The commission’s transparency argument warns that interested parties might not be able to access the information they would need to evaluate the correctness of the formula rate, potentially leaving them unable to challenge it. This is because Southern’s protocol only requires that “workpapers and underlying service data” be filed as supporting documentation.

This requirement is a violation of previous FERC orders that mandate that “formula rate protocols must include greater detail regarding the financial and cost information from which a transmission owner’s rates are developed. This information must include underlying data and calculations supporting the formula rate annual updates … [including] underlying data and calculations supporting the formula rate annual updates.”

FERC also found Southern’s protocols deficient in several other ways: providing no procedure for making document requests, limiting the reach of potential information requests, failing to require disclosure of accounting changes that might impact the formula rate, and not providing for an annual meeting, among others. Again, the utility is required to justify its protocols or explain how it plans to remedy the issues.

Finally, the commission said Southern’s formula rate protocols do not provide sufficient detail relating to how interested parties can file formal and informal challenges to the utility’s rates. For example, Southern’s protocols do not require senior representatives to work with interested parties and improperly “limit the subject of a formal challenge to an interested party’s previous informal challenge.”

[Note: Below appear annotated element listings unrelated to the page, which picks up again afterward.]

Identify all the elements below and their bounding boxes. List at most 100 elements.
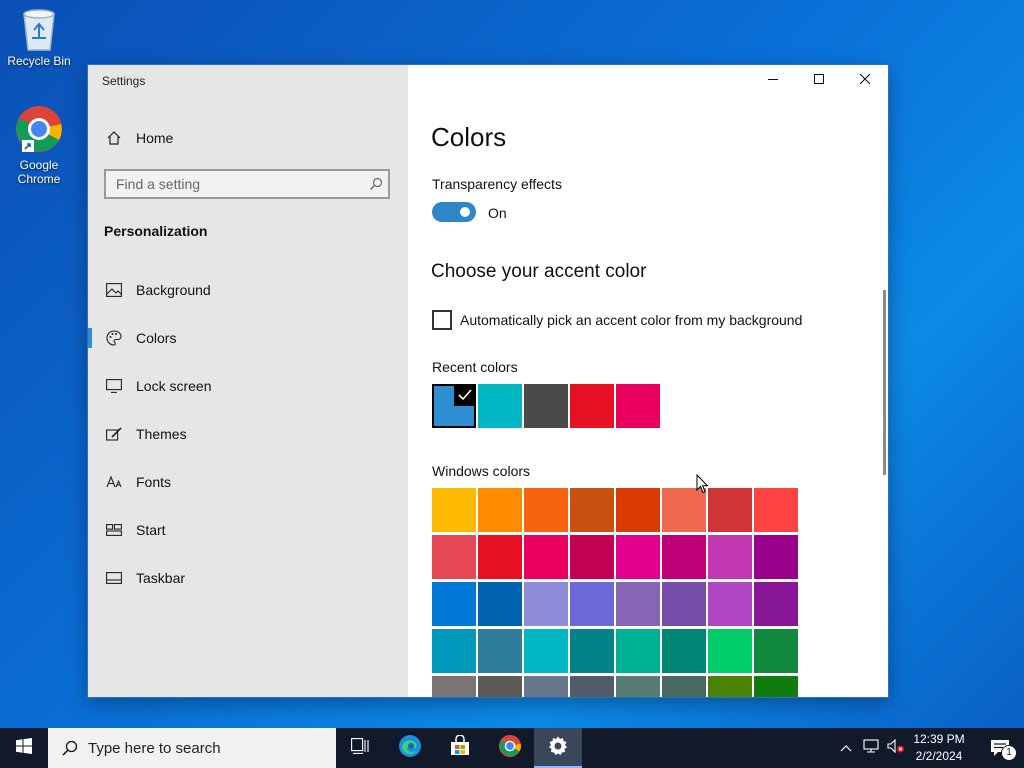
volume-button[interactable]	[884, 728, 908, 768]
windows-color-swatch[interactable]	[478, 582, 522, 626]
sidebar-item-label: Taskbar	[136, 570, 186, 586]
sidebar-item-label: Themes	[136, 426, 187, 442]
windows-color-swatch[interactable]	[662, 582, 706, 626]
windows-color-swatch[interactable]	[708, 676, 752, 697]
windows-color-swatch[interactable]	[432, 629, 476, 673]
taskbar-search-box[interactable]: Type here to search	[48, 728, 336, 768]
windows-color-swatch[interactable]	[570, 676, 614, 697]
edge-taskbar-button[interactable]	[386, 728, 434, 768]
transparency-toggle[interactable]	[432, 202, 476, 222]
windows-color-swatch[interactable]	[754, 488, 798, 532]
windows-color-swatch[interactable]	[524, 676, 568, 697]
recent-color-swatch[interactable]	[524, 384, 568, 428]
windows-color-swatch[interactable]	[432, 488, 476, 532]
sidebar-item-start[interactable]: Start	[88, 510, 408, 550]
sidebar-item-themes[interactable]: Themes	[88, 414, 408, 454]
scrollbar-thumb[interactable]	[883, 290, 886, 475]
recycle-bin-icon	[19, 6, 59, 52]
desktop-icon-google-chrome[interactable]: Google Chrome	[4, 104, 74, 186]
windows-color-swatch[interactable]	[524, 582, 568, 626]
sidebar-item-taskbar[interactable]: Taskbar	[88, 558, 408, 598]
recent-color-swatch[interactable]	[570, 384, 614, 428]
sidebar-item-label: Lock screen	[136, 378, 212, 394]
close-button[interactable]	[842, 65, 888, 97]
windows-color-swatch[interactable]	[432, 535, 476, 579]
desktop-icon-recycle-bin[interactable]: Recycle Bin	[4, 6, 74, 68]
task-view-button[interactable]	[336, 728, 384, 768]
windows-color-swatch[interactable]	[432, 582, 476, 626]
desktop-icon-label: Google Chrome	[17, 158, 61, 186]
transparency-label: Transparency effects	[432, 176, 562, 192]
windows-color-swatch[interactable]	[478, 629, 522, 673]
windows-color-swatch[interactable]	[616, 488, 660, 532]
windows-color-swatch[interactable]	[570, 629, 614, 673]
find-setting-input[interactable]	[106, 175, 364, 193]
windows-color-swatch[interactable]	[570, 488, 614, 532]
sidebar-item-background[interactable]: Background	[88, 270, 408, 310]
checkmark-icon	[454, 384, 476, 406]
close-icon	[859, 72, 871, 90]
windows-color-swatch[interactable]	[708, 582, 752, 626]
sidebar-item-lock-screen[interactable]: Lock screen	[88, 366, 408, 406]
recent-color-swatch[interactable]	[432, 384, 476, 428]
recent-color-swatch[interactable]	[616, 384, 660, 428]
edge-icon	[398, 734, 422, 763]
windows-color-swatch[interactable]	[616, 582, 660, 626]
page-title: Colors	[431, 122, 507, 152]
sidebar-item-colors[interactable]: Colors	[88, 318, 408, 358]
windows-color-swatch[interactable]	[478, 535, 522, 579]
chrome-icon	[14, 104, 64, 156]
taskbar: Type here to search 12:39 PM 2/2/2024 1	[0, 728, 1024, 768]
home-label: Home	[136, 130, 174, 146]
windows-colors-label: Windows colors	[432, 463, 531, 479]
windows-color-swatch[interactable]	[524, 629, 568, 673]
windows-color-swatch[interactable]	[754, 629, 798, 673]
windows-color-swatch[interactable]	[478, 488, 522, 532]
auto-accent-label: Automatically pick an accent color from …	[460, 312, 803, 328]
windows-color-swatch[interactable]	[570, 582, 614, 626]
windows-logo-icon	[16, 737, 32, 759]
windows-color-swatch[interactable]	[662, 535, 706, 579]
home-link[interactable]: Home	[104, 127, 173, 149]
windows-color-swatch[interactable]	[708, 629, 752, 673]
action-center-button[interactable]: 1	[976, 728, 1024, 768]
settings-window: Settings Home Personalization Background	[88, 65, 888, 697]
windows-color-swatch[interactable]	[478, 676, 522, 697]
windows-color-swatch[interactable]	[662, 676, 706, 697]
windows-color-swatch[interactable]	[524, 488, 568, 532]
windows-color-swatch[interactable]	[754, 535, 798, 579]
recent-color-swatch[interactable]	[478, 384, 522, 428]
windows-color-swatch[interactable]	[616, 629, 660, 673]
mouse-cursor-icon	[696, 473, 709, 499]
notification-count-badge: 1	[1001, 745, 1017, 761]
windows-color-swatch[interactable]	[616, 676, 660, 697]
windows-color-swatch[interactable]	[708, 535, 752, 579]
show-hidden-icons-button[interactable]	[834, 728, 858, 768]
start-button[interactable]	[0, 728, 48, 768]
section-heading: Personalization	[104, 223, 208, 239]
clock[interactable]: 12:39 PM 2/2/2024	[906, 731, 972, 765]
task-view-icon	[351, 737, 369, 759]
windows-color-swatch[interactable]	[432, 676, 476, 697]
windows-color-swatch[interactable]	[754, 582, 798, 626]
windows-color-swatch[interactable]	[570, 535, 614, 579]
windows-color-swatch[interactable]	[662, 629, 706, 673]
settings-taskbar-button[interactable]	[534, 728, 582, 768]
maximize-button[interactable]	[796, 65, 842, 97]
sidebar-item-fonts[interactable]: Fonts	[88, 462, 408, 502]
windows-color-swatch[interactable]	[754, 676, 798, 697]
auto-accent-checkbox[interactable]	[432, 310, 452, 330]
store-taskbar-button[interactable]	[436, 728, 484, 768]
search-icon[interactable]	[364, 177, 388, 191]
search-icon	[62, 740, 78, 756]
windows-color-swatch[interactable]	[616, 535, 660, 579]
start-icon	[104, 520, 124, 540]
network-button[interactable]	[858, 728, 884, 768]
chrome-taskbar-button[interactable]	[486, 728, 534, 768]
toggle-knob	[460, 207, 470, 217]
find-setting-search[interactable]	[104, 169, 390, 199]
minimize-button[interactable]	[750, 65, 796, 97]
windows-color-swatch[interactable]	[524, 535, 568, 579]
windows-color-swatch[interactable]	[708, 488, 752, 532]
sidebar-item-label: Colors	[136, 330, 177, 346]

In addition, FERC said the language of Southern’s protocols “strictly [limits] the commission’s procedural options” regarding challenges to the utility’s rates. Specifically, the commission noted that Southern asserted its burden of proof in any FERC-ordered proceeding falls under Section 205 of the Federal Power Act; this raises the possibility of an attempt to prevent any proceeding under Section 206 of the FPA.

Under the commission’s order, Southern is required to file its response within 60 days. Interested parties are also invited to respond in the same docket.